杉本秀太郎氏は京都生まれのフランス文学者。京都最大規模の町屋建築である杉本家の当主である。
京都に生まれ、戦争を経験し、フランスに留学した氏が書き留めた『洛中生息』の色合いをどう表現したら良いだろう。うしなわれた時、変わりゆく街、京都を書き留める氏の視線はいたみを伴う。

ピサネロ装飾論 (白水社アートコレクション)

ピサネロ装飾論 (白水社アートコレクション)

私にとって特別な京都本を書きとめた氏が、ピサネロについて1冊の本をものしているのを知った時は驚いた。数年前に早速入手したのが、百ページあまりの小さな本。数ページ読んだだけで本棚に納まっていた。
あまりにも好きなものについて語ることは困難を極める。杉本氏はその困難そのものを書きとめようとするので、我々もついてゆくのに少しく苦労するが、私にはその気持ちがよく解る。
杉本氏の心を捕らえた絵画はパリはルーヴルの『エステ家の姫君』

このたった一枚の絵画を見るために、「むだな疲労」「激しい混乱」を蒙ることを知りながら、ルーヴルの長い回廊をゆくのである。
私の場合はロンドンはナショナル・ギャラリーの『聖エウスタキウスの見たもの』と『聖ゲオルギウスと聖アントニウスのいる聖母子』がそうだった。

他の絵画が目当てだったとしても、それらの前を素通りすることはできず、足をとめしばし見入る。いつしかピサネロという名は特別なものとなっていた。ダ・ヴィンチ、ピエロ・デッラ・フランチェスカファン・エイクと並ぶ最上位に入ってしまっていた。
その意味は杉本氏の次の言葉が説明してくれる。

ピサネロという画家は、キリスト教文化のきわめて薄い表層を突き破り、それよりも深いところに脈々として絶えないフォークロアにまで、多感な手を届かせた人ではなかったか。

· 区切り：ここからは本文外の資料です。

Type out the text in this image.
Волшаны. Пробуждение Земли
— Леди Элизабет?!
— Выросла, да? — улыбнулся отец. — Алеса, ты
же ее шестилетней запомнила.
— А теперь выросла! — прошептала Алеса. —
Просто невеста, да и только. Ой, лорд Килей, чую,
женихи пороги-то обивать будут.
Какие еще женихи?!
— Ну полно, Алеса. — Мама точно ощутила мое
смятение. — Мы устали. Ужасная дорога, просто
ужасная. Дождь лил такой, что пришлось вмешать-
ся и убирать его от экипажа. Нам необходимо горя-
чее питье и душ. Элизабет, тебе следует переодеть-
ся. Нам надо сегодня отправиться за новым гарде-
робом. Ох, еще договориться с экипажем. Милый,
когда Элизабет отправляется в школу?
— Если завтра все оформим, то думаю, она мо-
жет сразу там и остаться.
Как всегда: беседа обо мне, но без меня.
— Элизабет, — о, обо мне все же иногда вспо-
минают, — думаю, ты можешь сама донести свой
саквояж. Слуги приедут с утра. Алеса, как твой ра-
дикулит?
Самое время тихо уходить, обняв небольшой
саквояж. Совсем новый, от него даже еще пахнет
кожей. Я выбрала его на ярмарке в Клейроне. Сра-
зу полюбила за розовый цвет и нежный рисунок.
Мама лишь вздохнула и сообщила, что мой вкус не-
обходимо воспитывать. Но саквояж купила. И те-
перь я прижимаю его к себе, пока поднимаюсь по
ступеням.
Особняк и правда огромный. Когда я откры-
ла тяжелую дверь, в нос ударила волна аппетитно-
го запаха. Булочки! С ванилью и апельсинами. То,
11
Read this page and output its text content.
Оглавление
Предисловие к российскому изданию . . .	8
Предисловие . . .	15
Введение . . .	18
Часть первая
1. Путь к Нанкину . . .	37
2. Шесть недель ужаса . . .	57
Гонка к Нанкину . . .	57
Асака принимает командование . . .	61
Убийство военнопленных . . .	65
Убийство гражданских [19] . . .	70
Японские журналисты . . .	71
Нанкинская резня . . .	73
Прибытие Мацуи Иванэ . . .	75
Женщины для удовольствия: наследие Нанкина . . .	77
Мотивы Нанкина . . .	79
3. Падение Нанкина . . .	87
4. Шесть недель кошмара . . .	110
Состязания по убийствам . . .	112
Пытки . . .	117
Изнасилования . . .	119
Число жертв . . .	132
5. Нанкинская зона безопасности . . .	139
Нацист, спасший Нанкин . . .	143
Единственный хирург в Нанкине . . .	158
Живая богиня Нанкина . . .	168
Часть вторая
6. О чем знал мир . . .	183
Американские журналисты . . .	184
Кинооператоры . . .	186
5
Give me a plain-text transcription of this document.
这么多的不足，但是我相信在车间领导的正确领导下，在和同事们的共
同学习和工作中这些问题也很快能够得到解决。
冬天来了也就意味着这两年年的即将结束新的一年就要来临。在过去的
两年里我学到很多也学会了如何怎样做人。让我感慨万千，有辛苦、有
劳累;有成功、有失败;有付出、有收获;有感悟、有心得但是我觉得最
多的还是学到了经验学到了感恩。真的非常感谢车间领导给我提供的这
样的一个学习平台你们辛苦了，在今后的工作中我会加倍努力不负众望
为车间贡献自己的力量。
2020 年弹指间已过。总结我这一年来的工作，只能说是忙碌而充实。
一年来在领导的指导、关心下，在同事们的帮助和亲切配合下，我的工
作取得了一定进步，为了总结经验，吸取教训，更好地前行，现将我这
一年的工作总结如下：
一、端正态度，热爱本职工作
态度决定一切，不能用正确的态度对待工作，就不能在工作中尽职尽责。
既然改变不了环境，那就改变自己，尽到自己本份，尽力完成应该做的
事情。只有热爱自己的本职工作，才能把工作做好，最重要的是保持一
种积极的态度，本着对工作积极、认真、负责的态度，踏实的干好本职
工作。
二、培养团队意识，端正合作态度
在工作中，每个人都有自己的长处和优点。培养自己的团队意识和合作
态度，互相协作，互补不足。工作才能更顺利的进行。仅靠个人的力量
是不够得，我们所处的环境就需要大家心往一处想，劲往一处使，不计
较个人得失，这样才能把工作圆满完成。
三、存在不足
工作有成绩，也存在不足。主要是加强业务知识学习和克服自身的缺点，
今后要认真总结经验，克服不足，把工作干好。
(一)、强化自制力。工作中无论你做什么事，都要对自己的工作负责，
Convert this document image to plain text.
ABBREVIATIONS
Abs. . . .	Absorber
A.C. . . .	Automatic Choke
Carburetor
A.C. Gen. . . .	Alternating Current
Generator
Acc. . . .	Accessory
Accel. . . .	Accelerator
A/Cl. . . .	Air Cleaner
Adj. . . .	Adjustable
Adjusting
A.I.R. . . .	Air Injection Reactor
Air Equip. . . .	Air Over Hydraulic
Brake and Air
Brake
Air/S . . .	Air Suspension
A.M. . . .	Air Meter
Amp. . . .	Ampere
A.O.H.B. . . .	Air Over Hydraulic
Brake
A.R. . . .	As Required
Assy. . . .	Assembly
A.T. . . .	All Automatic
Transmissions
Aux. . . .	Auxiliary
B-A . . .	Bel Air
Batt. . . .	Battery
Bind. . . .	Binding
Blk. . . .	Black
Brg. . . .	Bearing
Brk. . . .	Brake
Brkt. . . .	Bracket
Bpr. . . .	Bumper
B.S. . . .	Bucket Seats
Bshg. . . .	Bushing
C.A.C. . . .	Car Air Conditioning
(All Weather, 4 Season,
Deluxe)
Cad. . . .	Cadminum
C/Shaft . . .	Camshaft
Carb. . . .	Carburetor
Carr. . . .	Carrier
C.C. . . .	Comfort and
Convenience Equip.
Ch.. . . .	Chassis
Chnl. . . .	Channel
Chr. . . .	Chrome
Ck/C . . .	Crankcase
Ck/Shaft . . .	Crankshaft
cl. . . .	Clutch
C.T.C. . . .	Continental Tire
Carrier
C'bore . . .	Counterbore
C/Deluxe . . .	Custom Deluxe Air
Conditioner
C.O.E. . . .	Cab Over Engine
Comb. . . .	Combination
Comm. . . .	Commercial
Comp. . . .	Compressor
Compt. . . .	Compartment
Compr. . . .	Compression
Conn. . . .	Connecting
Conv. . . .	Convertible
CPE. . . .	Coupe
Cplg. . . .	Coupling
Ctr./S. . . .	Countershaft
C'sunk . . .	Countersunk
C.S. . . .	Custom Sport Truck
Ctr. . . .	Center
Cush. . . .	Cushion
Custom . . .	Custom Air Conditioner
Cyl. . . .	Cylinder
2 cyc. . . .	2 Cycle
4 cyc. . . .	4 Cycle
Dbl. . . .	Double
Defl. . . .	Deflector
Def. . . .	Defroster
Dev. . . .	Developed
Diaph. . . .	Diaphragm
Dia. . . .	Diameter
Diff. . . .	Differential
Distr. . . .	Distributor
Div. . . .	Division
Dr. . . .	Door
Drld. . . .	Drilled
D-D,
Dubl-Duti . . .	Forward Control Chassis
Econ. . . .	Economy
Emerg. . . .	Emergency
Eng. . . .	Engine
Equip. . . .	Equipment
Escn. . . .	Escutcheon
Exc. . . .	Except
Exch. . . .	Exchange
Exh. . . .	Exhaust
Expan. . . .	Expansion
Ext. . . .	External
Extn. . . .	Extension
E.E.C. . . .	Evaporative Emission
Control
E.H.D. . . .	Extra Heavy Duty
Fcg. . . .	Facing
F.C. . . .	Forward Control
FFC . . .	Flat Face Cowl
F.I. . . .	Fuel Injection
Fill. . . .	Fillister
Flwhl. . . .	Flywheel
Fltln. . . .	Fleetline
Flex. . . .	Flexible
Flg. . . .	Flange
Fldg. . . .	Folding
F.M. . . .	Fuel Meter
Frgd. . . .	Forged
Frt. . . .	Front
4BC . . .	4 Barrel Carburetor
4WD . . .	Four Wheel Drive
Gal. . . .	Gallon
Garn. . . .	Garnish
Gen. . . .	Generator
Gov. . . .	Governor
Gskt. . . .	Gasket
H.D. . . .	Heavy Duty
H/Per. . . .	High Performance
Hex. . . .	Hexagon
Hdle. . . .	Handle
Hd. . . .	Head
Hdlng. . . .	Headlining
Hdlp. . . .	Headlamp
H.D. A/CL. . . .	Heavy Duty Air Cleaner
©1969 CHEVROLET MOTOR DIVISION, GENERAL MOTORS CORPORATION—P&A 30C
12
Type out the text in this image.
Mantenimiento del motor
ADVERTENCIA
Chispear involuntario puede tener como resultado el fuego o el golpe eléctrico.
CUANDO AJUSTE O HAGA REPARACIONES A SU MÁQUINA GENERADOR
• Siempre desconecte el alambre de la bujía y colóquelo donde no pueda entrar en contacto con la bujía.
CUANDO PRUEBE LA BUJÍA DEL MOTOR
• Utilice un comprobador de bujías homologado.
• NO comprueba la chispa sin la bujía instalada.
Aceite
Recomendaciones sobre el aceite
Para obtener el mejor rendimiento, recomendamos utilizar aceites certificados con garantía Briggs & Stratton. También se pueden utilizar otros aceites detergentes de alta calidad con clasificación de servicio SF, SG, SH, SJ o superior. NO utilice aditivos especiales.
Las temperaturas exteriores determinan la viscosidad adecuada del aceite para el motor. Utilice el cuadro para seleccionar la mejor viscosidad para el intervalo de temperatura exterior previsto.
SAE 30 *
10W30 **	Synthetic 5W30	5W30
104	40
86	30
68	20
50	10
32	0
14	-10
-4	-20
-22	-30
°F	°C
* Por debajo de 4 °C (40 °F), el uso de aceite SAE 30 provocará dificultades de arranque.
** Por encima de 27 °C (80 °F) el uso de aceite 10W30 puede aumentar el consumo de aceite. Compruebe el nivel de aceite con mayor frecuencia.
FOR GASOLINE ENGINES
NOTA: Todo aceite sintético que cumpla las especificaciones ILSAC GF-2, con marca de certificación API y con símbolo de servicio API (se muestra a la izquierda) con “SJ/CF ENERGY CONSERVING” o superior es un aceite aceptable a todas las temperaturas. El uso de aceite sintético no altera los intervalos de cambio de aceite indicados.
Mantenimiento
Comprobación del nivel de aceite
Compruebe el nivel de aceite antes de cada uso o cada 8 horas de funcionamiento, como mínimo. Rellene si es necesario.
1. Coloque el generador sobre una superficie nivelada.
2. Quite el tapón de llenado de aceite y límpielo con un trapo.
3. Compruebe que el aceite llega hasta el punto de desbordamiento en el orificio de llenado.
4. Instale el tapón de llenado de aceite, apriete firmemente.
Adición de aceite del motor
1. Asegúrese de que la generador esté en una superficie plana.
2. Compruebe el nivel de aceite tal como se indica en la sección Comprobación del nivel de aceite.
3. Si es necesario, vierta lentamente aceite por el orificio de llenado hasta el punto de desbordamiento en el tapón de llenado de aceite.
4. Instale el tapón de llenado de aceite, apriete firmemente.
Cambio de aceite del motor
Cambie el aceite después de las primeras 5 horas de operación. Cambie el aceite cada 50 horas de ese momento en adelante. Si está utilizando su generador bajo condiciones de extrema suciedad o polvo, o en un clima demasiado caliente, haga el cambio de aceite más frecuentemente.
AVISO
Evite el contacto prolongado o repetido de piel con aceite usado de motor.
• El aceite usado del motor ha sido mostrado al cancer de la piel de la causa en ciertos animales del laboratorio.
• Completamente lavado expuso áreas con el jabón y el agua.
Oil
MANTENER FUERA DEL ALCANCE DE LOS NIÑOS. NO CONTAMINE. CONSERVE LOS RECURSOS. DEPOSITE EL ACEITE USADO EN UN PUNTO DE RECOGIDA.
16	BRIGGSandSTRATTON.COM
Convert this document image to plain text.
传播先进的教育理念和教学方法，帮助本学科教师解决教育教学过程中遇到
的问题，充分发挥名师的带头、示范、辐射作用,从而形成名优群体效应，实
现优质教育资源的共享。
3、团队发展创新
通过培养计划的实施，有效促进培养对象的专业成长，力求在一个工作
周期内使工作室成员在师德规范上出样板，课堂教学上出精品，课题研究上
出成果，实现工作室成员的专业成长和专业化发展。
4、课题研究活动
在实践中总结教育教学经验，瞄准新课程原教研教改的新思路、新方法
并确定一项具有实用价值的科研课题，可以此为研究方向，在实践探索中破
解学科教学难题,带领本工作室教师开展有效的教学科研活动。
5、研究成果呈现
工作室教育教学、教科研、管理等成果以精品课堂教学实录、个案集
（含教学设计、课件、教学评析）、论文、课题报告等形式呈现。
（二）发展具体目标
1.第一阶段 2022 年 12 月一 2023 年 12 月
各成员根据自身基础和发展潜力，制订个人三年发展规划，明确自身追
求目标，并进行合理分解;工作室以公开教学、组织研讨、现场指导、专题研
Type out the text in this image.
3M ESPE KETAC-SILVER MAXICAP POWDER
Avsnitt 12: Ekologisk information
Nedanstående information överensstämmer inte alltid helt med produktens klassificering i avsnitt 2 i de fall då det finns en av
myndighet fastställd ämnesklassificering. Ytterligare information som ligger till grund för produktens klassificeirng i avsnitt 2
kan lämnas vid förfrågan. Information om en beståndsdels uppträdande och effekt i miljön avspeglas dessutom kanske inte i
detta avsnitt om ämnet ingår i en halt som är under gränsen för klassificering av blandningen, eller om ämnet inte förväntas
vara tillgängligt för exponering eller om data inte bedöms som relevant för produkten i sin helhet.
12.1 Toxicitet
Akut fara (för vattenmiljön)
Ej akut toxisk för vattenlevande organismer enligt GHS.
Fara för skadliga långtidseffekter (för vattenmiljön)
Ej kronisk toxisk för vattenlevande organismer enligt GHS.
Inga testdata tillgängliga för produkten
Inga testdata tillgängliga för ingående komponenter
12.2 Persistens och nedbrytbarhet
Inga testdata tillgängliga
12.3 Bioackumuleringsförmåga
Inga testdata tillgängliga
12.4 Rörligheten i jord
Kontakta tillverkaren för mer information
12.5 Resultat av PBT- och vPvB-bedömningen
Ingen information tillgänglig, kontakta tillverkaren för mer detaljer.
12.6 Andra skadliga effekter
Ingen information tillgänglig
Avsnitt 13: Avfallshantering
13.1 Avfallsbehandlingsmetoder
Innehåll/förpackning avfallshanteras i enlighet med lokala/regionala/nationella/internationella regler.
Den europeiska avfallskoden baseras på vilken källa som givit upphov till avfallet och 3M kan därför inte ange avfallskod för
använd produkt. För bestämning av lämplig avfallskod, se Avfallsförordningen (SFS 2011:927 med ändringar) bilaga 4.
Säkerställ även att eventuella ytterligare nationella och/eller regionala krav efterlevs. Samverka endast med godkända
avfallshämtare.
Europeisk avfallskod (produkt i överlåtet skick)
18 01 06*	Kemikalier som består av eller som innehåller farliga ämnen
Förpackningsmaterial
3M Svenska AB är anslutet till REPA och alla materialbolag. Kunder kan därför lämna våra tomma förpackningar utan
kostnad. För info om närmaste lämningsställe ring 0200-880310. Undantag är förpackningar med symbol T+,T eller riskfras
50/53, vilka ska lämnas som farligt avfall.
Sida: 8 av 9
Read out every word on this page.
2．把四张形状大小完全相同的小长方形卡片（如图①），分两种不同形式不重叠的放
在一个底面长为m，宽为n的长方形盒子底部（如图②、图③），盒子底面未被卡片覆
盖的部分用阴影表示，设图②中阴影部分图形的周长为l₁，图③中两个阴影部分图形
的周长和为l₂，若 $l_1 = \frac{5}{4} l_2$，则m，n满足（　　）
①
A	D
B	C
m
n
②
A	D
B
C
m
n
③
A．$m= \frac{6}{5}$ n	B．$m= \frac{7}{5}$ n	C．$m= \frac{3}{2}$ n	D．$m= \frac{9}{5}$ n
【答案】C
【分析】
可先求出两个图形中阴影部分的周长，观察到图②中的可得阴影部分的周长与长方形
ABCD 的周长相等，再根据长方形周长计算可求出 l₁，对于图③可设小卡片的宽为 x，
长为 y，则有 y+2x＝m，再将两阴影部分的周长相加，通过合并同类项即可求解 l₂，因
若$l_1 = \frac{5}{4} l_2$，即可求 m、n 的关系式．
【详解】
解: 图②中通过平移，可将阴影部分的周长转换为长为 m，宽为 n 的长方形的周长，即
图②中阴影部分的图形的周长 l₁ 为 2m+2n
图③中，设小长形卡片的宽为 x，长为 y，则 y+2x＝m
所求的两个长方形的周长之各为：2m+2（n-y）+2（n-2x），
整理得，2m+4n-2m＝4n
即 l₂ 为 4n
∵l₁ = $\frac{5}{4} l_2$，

私の好きな絵画は一様に静かな面影をたたえるが、それらは全てその表層を突き破り、深いところへ届く、その深さを知ってしまったものの哀しみを伝えるように感じられる。
ピサネロの習作「授乳するマドンナ」(画像は後日)
この聖母の眼差しはどうだろう。とおくへ想いをはせるその眼差しは、古き昔から未来へと連綿と続く、「母となること」への郷愁に似てはいないだろうか。